Anche la chiesa impari dalle crisi

La Repubblica

La Repubblica - 10 maggio 2021

 

di Enzo Bianchi

Più che mai, in questo tempo della pandemia, ci si interroga sulla crisi della chiesa che si mostra sempre più evidente nel nostro paese. Avevamo subito compreso che la pandemia sarebbe diventata un’occasione di “apocalisse”, nel senso proprio del termine, cioè di “rivelazione” anche per la vita cristiana, che non poteva non esserne scossa, mutata e destabilizzata in molte sue forme, nei suoi riti e nella sua presenza nella società.

 

Fino a dieci anni fa molte erano le voci che illudevano la chiesa italiana lodandone la qualità popolare, lo spessore della tradizione, la rilevanza della sua presenza e l’organizzazione efficace. Chi osava contraddire tali illusioni era giudicato profeta di sventura. E invece adesso? Anche i sociologi di corte constatano il grande affanno “pastorale”, obbligati ad ammettere che la diminuzione di preti, la scomparsa delle religiose, l’esiguità delle vocazioni monastiche rendono precarie molte forme di presenza e di attività ecclesiali. E poi la realtà è aggravata dalla stanchezza, dall’inerzia e dalla mancanza di pensiero che dominano nel popolo cristiano. Si costata oggi che per uscire dalla crisi pandemica occorre che le donne e giovani, oggi i più penalizzati, possano emergere quali veri soggetti della società futura.
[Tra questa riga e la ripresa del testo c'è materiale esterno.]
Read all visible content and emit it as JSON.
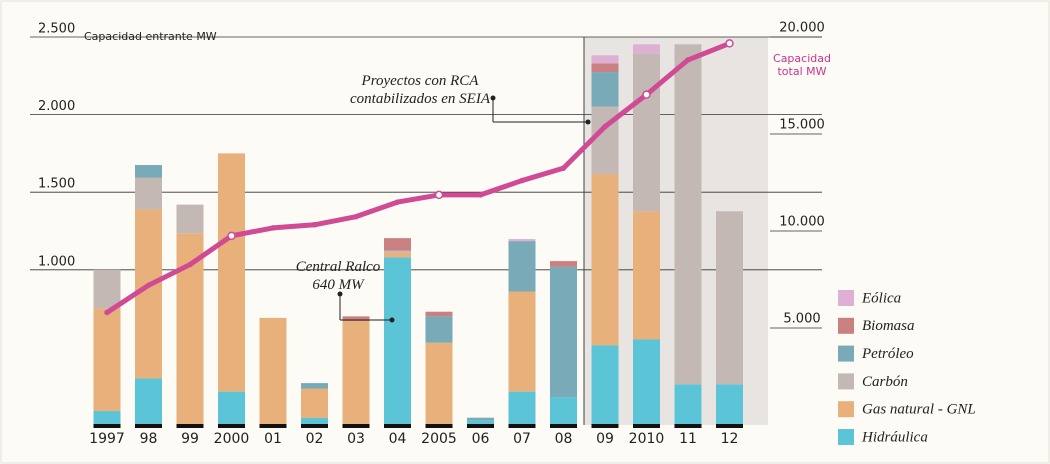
{
  "chart_data": {
    "type": "bar",
    "ylabel": "Capacidad entrante MW",
    "y2label": "Capacidad total MW",
    "categories": [
      "1997",
      "98",
      "99",
      "2000",
      "01",
      "02",
      "03",
      "04",
      "2005",
      "06",
      "07",
      "08",
      "09",
      "2010",
      "11",
      "12"
    ],
    "series": [
      {
        "name": "Hidráulica",
        "color": "#5bc4d6",
        "values": [
          90,
          300,
          0,
          215,
          0,
          45,
          0,
          1080,
          0,
          28,
          215,
          178,
          514,
          551,
          262,
          262
        ]
      },
      {
        "name": "Gas natural - GNL",
        "color": "#e8b07a",
        "values": [
          660,
          1089,
          1235,
          1535,
          690,
          190,
          670,
          31,
          530,
          0,
          645,
          0,
          1103,
          826,
          0,
          0
        ]
      },
      {
        "name": "Carbón",
        "color": "#c4b8b4",
        "values": [
          250,
          204,
          185,
          0,
          0,
          0,
          0,
          12,
          0,
          0,
          0,
          0,
          435,
          1015,
          2191,
          1115
        ]
      },
      {
        "name": "Petróleo",
        "color": "#78aab8",
        "values": [
          0,
          82,
          0,
          0,
          0,
          35,
          0,
          0,
          170,
          19,
          325,
          841,
          222,
          0,
          0,
          0
        ]
      },
      {
        "name": "Biomasa",
        "color": "#c98080",
        "values": [
          0,
          0,
          0,
          0,
          0,
          0,
          30,
          81,
          30,
          0,
          0,
          37,
          56,
          0,
          0,
          0
        ]
      },
      {
        "name": "Eólica",
        "color": "#ddb0d4",
        "values": [
          0,
          0,
          0,
          0,
          0,
          0,
          0,
          0,
          0,
          0,
          13,
          0,
          52,
          61,
          0,
          0
        ]
      }
    ],
    "line": {
      "axis": "y2",
      "color": "#d04a94",
      "values": [
        5800,
        7200,
        8270,
        9750,
        10160,
        10320,
        10740,
        11490,
        11860,
        11860,
        12600,
        13240,
        15380,
        17030,
        18820,
        19670
      ]
    },
    "ylim": [
      0,
      2500
    ],
    "yticks": [
      {
        "value": 1000,
        "label": "1.000"
      },
      {
        "value": 1500,
        "label": "1.500"
      },
      {
        "value": 2000,
        "label": "2.000"
      },
      {
        "value": 2500,
        "label": "2.500"
      }
    ],
    "y2lim": [
      0,
      20000
    ],
    "y2ticks": [
      {
        "value": 5000,
        "label": "5.000"
      },
      {
        "value": 10000,
        "label": "10.000"
      },
      {
        "value": 15000,
        "label": "15.000"
      },
      {
        "value": 20000,
        "label": "20.000"
      }
    ],
    "grid": true,
    "legend": "bottom-right",
    "annotations": [
      "Proyectos con RCA contabilizados en SEIA",
      "Central Ralco 640 MW"
    ]
  }
}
Ebbene, proprio le donne e i giovani sono la parte che manca nella chiesa, o perché sono fuggiti o perché non entrano più.

 

Purtroppo non si ha il coraggio di dirlo, ma il problema alla radice sta nella debolezza della fede. La crisi attuale è innanzitutto crisi di fede perché è venuta a mancare la proposizione di quel nucleo incandescente del cristianesimo che è il suo specifico rispetto alle altre religioni e alle altre spiritualità: l’annuncio della resurrezione di Gesù Cristo e ciò che ne consegue che è la liberazione dalla morte. All’indomani del concilio eravamo in pochi che, pur accogliendo quell’evento come la “grande grazia”, mettevamo in guardia dal finire per organizzare ogni discorso, ogni sforzo, ogni impegno attorno alla chiesa. Ma proprio questo è avvenuto: la chiesa al centro di tutto, e quindi la ricerca di efficacia, la missione o evangelizzazione delineata sempre a partire dalle sue urgenze. E di conseguenza l’attenzione e l’impegno incentrato sulle “opere” della chiesa, sull’organizzazione della carità, sulla dottrina sociale, e su una morale che non lascia molto spazio alla libertà dei figli di Dio, tanto cara alla prima generazione cristiana e all’apostolo Paolo.

 

Adesso all’orizzonte appare il sinodo per l’Italia, diverse volte invocato ma di fatto “oggetto misterioso”, sia per le modalità che dovrebbe assumere, sia per i tempi del suo svolgimento. Sinodalità significa cambio, mutamento profondo nella vita ecclesiale, significa assumere un modo di vivere e decidere insieme quasi mai praticato nella chiesa cattolica, che se lo adottasse veramente vedrebbe rinnegata la forma del suo millenario cattolicesimo per una conversione ecumenica da farsi con le altre chiese e non da sola: una sinodalità che non metta al centro la chiesa ma l’umanità che nell’uomo-Dio, Cristo, pone la sua speranza.

 

Il grande teologo mio amico Jean Marie Tillard si domandava: “Siamo gli ultimi cristiani?”. La domanda me la faccio anch’io oggi, memore delle parole di ieri: “Cristo, quando tornerà, troverà la fede sulla terra?”.